In stark contrast to Jane and Mr. Rochester, we have St. John (pronounced “Sin Jin.” Yes, I’m serious.). I noted in my last post how Jane likens him to a Greek god several times; her other prominent comparison for him is to ice. St. John himself notes this in the quote above. As the Rivers family lives in an isolated area in the Moors, snow surrounds them constantly. St. John is portrayed wandering into the snow at all hours of the day and night to visit parishioners, and when he visits Jane’s cottage there is a terrible snowstorm.
“Know me to be what I am,” he tells Jane, “a cold, hard man.”

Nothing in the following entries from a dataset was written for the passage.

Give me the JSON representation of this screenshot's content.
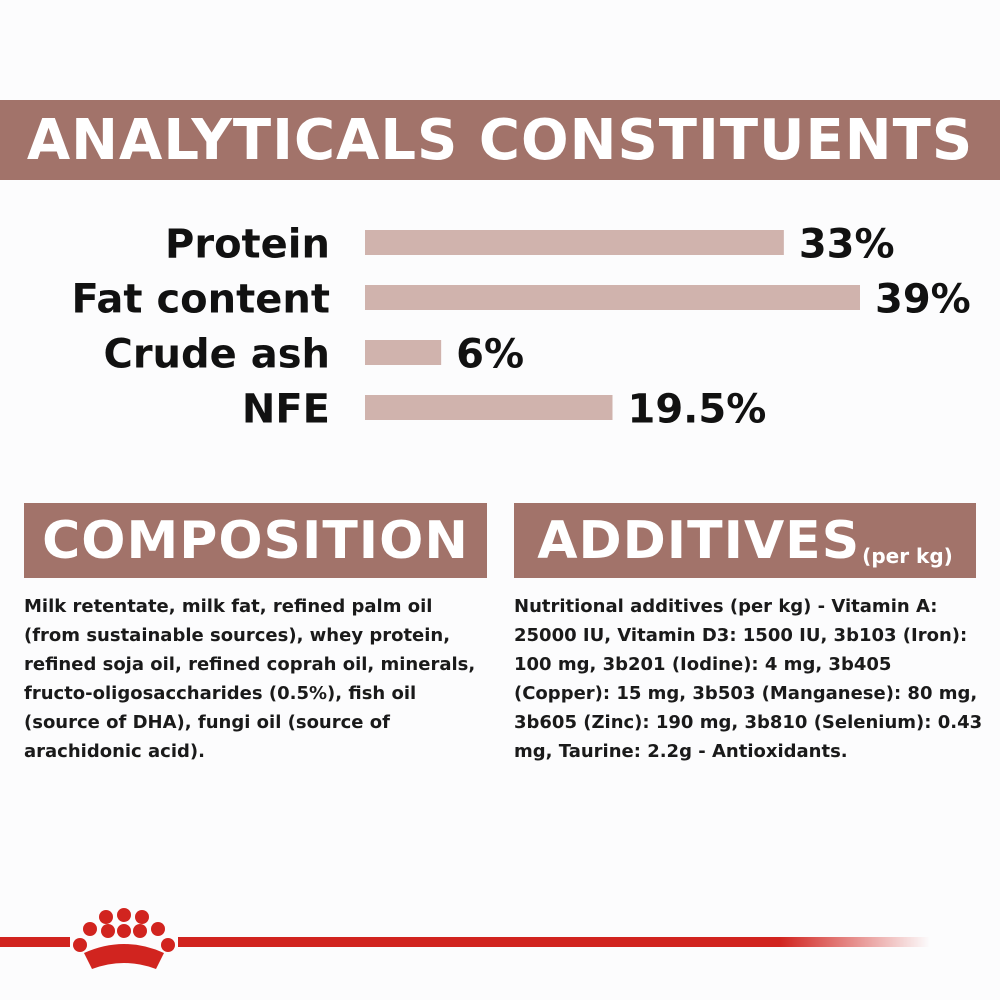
{
  "chart_data": {
    "type": "bar",
    "title": "ANALYTICALS CONSTITUENTS",
    "categories": [
      "Protein",
      "Fat content",
      "Crude ash",
      "NFE"
    ],
    "values": [
      33,
      39,
      6,
      19.5
    ],
    "value_labels": [
      "33%",
      "39%",
      "6%",
      "19.5%"
    ],
    "orientation": "horizontal",
    "xlim": [
      0,
      39
    ],
    "grid": false,
    "legend": "none",
    "bar_color": "#d0b3ad"
  },
  "composition": {
    "heading": "COMPOSITION",
    "text": "Milk retentate, milk fat, refined palm oil (from sustainable sources), whey protein, refined soja oil, refined coprah oil, minerals, fructo-oligosaccharides (0.5%), fish oil (source of DHA), fungi oil (source of arachidonic acid)."
  },
  "additives": {
    "heading": "ADDITIVES",
    "heading_sub": "(per kg)",
    "text": "Nutritional additives (per kg) - Vitamin A: 25000 IU, Vitamin D3: 1500 IU, 3b103 (Iron): 100 mg, 3b201 (Iodine): 4 mg, 3b405 (Copper): 15 mg, 3b503 (Manganese): 80 mg, 3b605 (Zinc): 190 mg, 3b810 (Selenium): 0.43 mg, Taurine: 2.2g - Antioxidants."
  },
  "colors": {
    "banner": "#a2736a",
    "bar": "#d0b3ad",
    "brand_red": "#d1241f"
  },
  "footer": {
    "logo": "royal-canin-crown-icon"
  }
}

She does, and for a long time her veneration for St. John seems to quell her own fire. She admires and cares for him very much, and desires to please him. He increasingly makes more demands of her time and attention, until he finally tries to manipulate her into marrying him so that he will have a companion when he goes to India as a missionary. This is the one thing Jane’s conscience cannot permit her to do, but she finds it difficult to resist him after for so long obeying his every request. St. John is shocked, and asks, “And you will not marry me? You adhere to that resolution?”
Reader, do you know, as I do, what terror those cold people can put into the ice of their questions? How much of the fall of the avalanche is in their anger? of the breaking up of the frozen sea in their displeasure?
Again, just look at that imagery. Doesn’t that perfectly describe the freezing sensation you get in your stomach when you know you’ve just upset someone or you’ve messed up, and you fear the consequences?
Jane almost succumbs to him, because of her fear. She almost agrees to become his wife, saying that she could “imagine the possibility of conceiving an inevitable, strange, torturing kind of love for him.” She knows, though, that to settle this way would be the death of her spirit—if not her life, if she were to go to India with him. Thankfully, she does resist him—and mysteriously hears Mr. Rochester’s voice, calling her to him.
We’re often told that opposites attract. But Jane and St. John aren’t opposites in a good way; they wouldn’t complete each other and make each other better people. They’re opposites in a polarizing way. Jane’s match is Mr. Rochester, a man with fire, just like her.